Having read the book, I am glad to encounter this response, as it does represent the book very well. I felt, at times, compassion for Christopher Knight, wondering what feelings and experiences within him, motivated such a disappearance and disconnect from his life.
As Calgary suffers such a bitterly cold winter, I also truly engaged the stories of survival that involved planning and revising a nest/camp. The description of winter, alone, is enough to keep me from ever wondering about doing this same thing!
Christopher Knight told this story, as much as Michael Finkel did. If my readers enjoy adventure or are taken by very unusual characters, this is the book for you.
It was good to meet Michael Finkel and to have him expand upon the narratives that connected him to his character.
Spoiler Alert, I suppose, especially if you read the review link below.

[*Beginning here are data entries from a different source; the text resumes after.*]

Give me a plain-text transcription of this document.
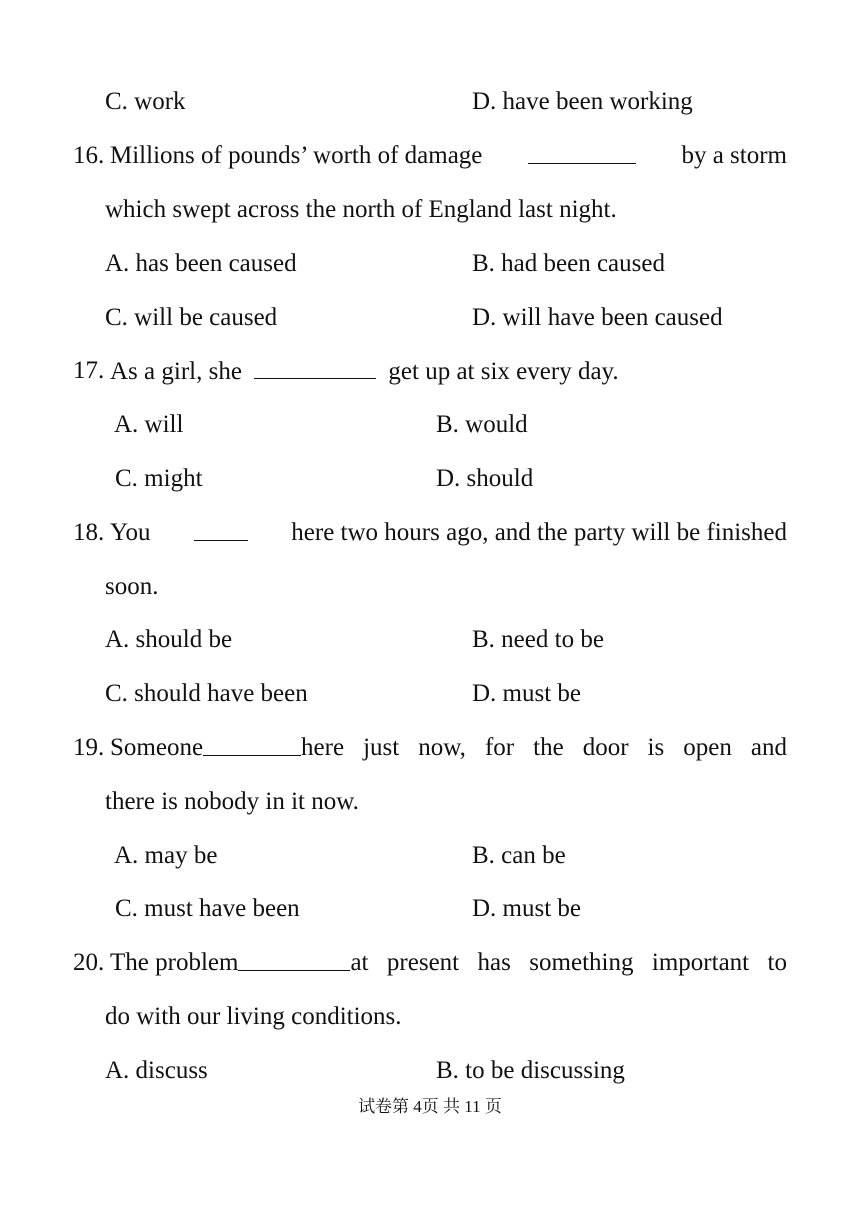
C. work	D. have been working
16. Millions of pounds’ worth of damage	by a storm
which swept across the north of England last night.
A. has been caused	B. had been caused
C. will be caused	D. will have been caused
17. As a girl, she	get up at six every day.
A. will	B. would
C. might	D. should
18. You	here two hours ago, and the party will be finished
soon.
A. should be	B. need to be
C. should have been	D. must be
19. Someone	here just now, for the door is open and
there is nobody in it now.
A. may be	B. can be
C. must have been	D. must be
20. The problem	at present has something important to
do with our living conditions.
A. discuss	B. to be discussing
试卷第 4页 共 11 页
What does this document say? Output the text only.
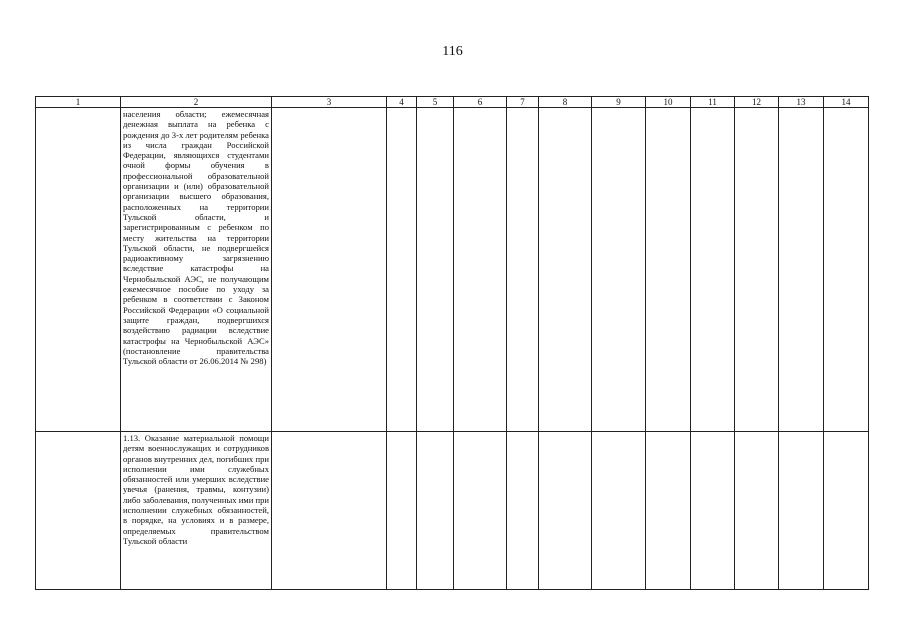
116
1	2	3	4	5	6	7	8	9	10	11	12	13	14

	населения области; ежемесячная денежная выплата на ребенка с рождения до 3-х лет родителям ребенка из числа граждан Российской Федерации, являющихся студентами очной формы обучения в профессиональной образовательной организации и (или) образовательной организации высшего образования, расположенных на территории Тульской области, и зарегистрированным с ребенком по месту жительства на территории Тульской области, не подвергшейся радиоактивному загрязнению вследствие катастрофы на Чернобыльской АЭС, не получающим ежемесячное пособие по уходу за ребенком в соответствии с Законом Российской Федерации «О социальной защите граждан, подвергшихся воздействию радиации вследствие катастрофы на Чернобыльской АЭС» (постановление правительства Тульской области от 26.06.2014 № 298)												

	1.13. Оказание материальной помощи детям военнослужащих и сотрудников органов внутренних дел, погибших при исполнении ими служебных обязанностей или умерших вследствие увечья (ранения, травмы, контузии) либо заболевания, полученных ими при исполнении служебных обязанностей, в порядке, на условиях и в размере, определяемых правительством Тульской области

This is a single-night (maybe you can stretch it to two nights) read. I haven’t seen the movie, but thought that I would read this, for the purpose of sharing a teachers’ book club night. Now, it turns out that the evening set aside for the book club recently, was already booked on my calendar. Such are the busy lives that we all carefully negotiate. I thought I’d jot a few notes on my thoughts on the book.
It takes about four pages to get a sense of ‘the voice’ of the book. Intimate conversation is shared by the protagonists, Jack and Ma, victims of the violent and isolating experience of being held captive in a room. Jack has been born into this captivity, as a result of the horrible and redundant rape of his mother, at the hands of her kidnapper. One would think, by this description, that the book would be an extremely sad piece of work, but what I found intriguing were the many sorts of activities and pretend games that the mother created for her son and how they, indeed, survived this bleak situation.
I felt empathy for Ma throughout. Given even ideal circumstances, I know that I ache for my own children when they confront conflict or struggle, so I can’t imagine the obstacles that would be mine emotionally in such a crisis. The reader sees the internal struggle of both mother and son, and also sees their vulnerability, but at the same time, can not help but experience amazement at their strength of character and gut.
I raise up a prayer for all of those victims of traumatic experiences such as this one. I pray for ‘the missing’ and for those family members who know this story intimately.
I recommend this one, but don’t know that I will go out to see the movie. This might be a ‘wait until Netflix’ title.